With the UK leaving the EU, the global pandemic that has had a great impact on VAT, and the new changes that are set to take place in July 2021 it is going to be an eventful year regarding Indirect Taxes. All eCommerce sellers need to adapt and prepare to the new rules.
The changes mentioned above entail further intricacies and each eCommerce seller will be impacted on a different level depending on many factors. It is imperative that each organization is ready for these changes and we suggest that businesses consult a VAT compliance specialist in order to make sure that they are ahead of the changes and their business continues to run smoothly with no interruptions.
To stay ahead of these changes eCommerce businesses should:
- Investigate if they are in need of an EORI registration in Europe or Great Britain.
- Assess their eligibility for the Import One Stop Shop or register for another simplification mechanism if they qualify for this service.
- Update their ERP systems to be in accordance with the new changes starting July 2021.
- Be proactive and act now in case of a VAT registration or deregistration since delays are likely to occur after July 1st and this can translate to delays at the border and further unnecessary costs for businesses.
- Consult their local compliance office for a more detailed assessment of their VAT needs and compliance.
VAT regulations are subject to frequent changes. In order for eCommerce sellers to optimize their VAT process management they will require a combination of in-depth indirect tax expertise along with timely and accurate reporting. There are companies specializing in VAT, such as Global VAT Compliance, that can provide you a full VAT assessment, VAT registration and reporting in every jurisdiction globally so that you can focus on your expanding online business.

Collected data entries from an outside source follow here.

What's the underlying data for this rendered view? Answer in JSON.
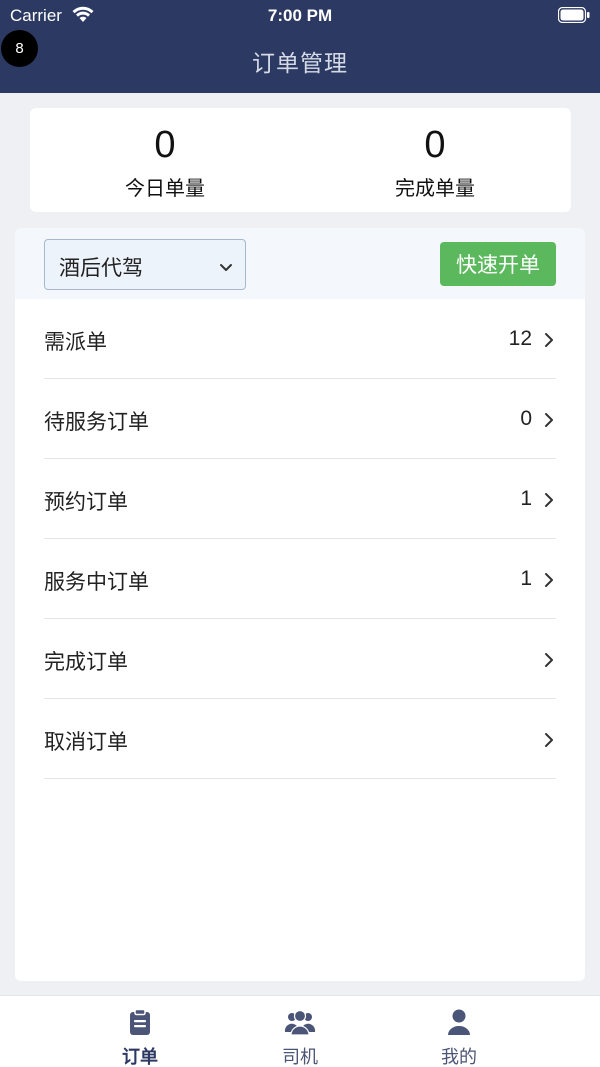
{
  "status_bar": {
    "carrier": "Carrier",
    "time": "7:00 PM"
  },
  "badge": {
    "count": "8"
  },
  "header": {
    "title": "订单管理"
  },
  "stats": [
    {
      "value": "0",
      "label": "今日单量"
    },
    {
      "value": "0",
      "label": "完成单量"
    }
  ],
  "toolbar": {
    "service_select": "酒后代驾",
    "quick_order_label": "快速开单"
  },
  "orders": [
    {
      "label": "需派单",
      "count": "12"
    },
    {
      "label": "待服务订单",
      "count": "0"
    },
    {
      "label": "预约订单",
      "count": "1"
    },
    {
      "label": "服务中订单",
      "count": "1"
    },
    {
      "label": "完成订单",
      "count": ""
    },
    {
      "label": "取消订单",
      "count": ""
    }
  ],
  "tabs": [
    {
      "label": "订单",
      "icon": "clipboard-icon",
      "active": true
    },
    {
      "label": "司机",
      "icon": "users-icon",
      "active": false
    },
    {
      "label": "我的",
      "icon": "user-icon",
      "active": false
    }
  ],
  "colors": {
    "header_bg": "#2c3a63",
    "accent_green": "#5cb85c",
    "tab_active": "#2c3a63"
  }
}
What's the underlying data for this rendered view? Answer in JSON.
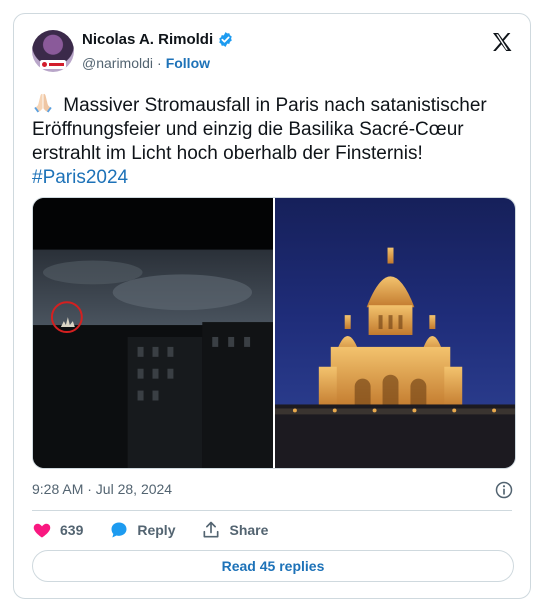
{
  "author": {
    "name": "Nicolas A. Rimoldi",
    "handle": "@narimoldi",
    "separator": "·",
    "follow_label": "Follow"
  },
  "tweet": {
    "text": "Massiver Stromausfall in Paris nach satanistischer Eröffnungsfeier und einzig die Basilika Sacré-Cœur erstrahlt im Licht hoch oberhalb der Finsternis!",
    "hashtag": "#Paris2024",
    "emoji": "folded-hands",
    "timestamp": "9:28 AM · Jul 28, 2024"
  },
  "actions": {
    "likes": "639",
    "reply_label": "Reply",
    "share_label": "Share",
    "read_replies_label": "Read 45 replies"
  },
  "icons": {
    "verified": "verified-badge-icon",
    "platform": "x-logo-icon",
    "info": "info-icon",
    "like": "heart-icon",
    "reply": "reply-bubble-icon",
    "share": "share-upload-icon"
  },
  "colors": {
    "accent": "#1d72b8",
    "like": "#f91880",
    "verified": "#1d9bf0",
    "muted": "#536471",
    "border": "#cfd9de"
  }
}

2021 undoubtedly started with some major changes as VAT and eCommerce were directly affected by Brexit. The pandemic still affects many aspects of eCommerce one of which is VAT and there are still changes to come after July 1st. The intricacies of the indirect tax landscape require expertise and we suggest that all eCommerce businesses, Amazon related or not, protect themselves by assigning their VAT related obligations to a dedicated VAT compliance specialist.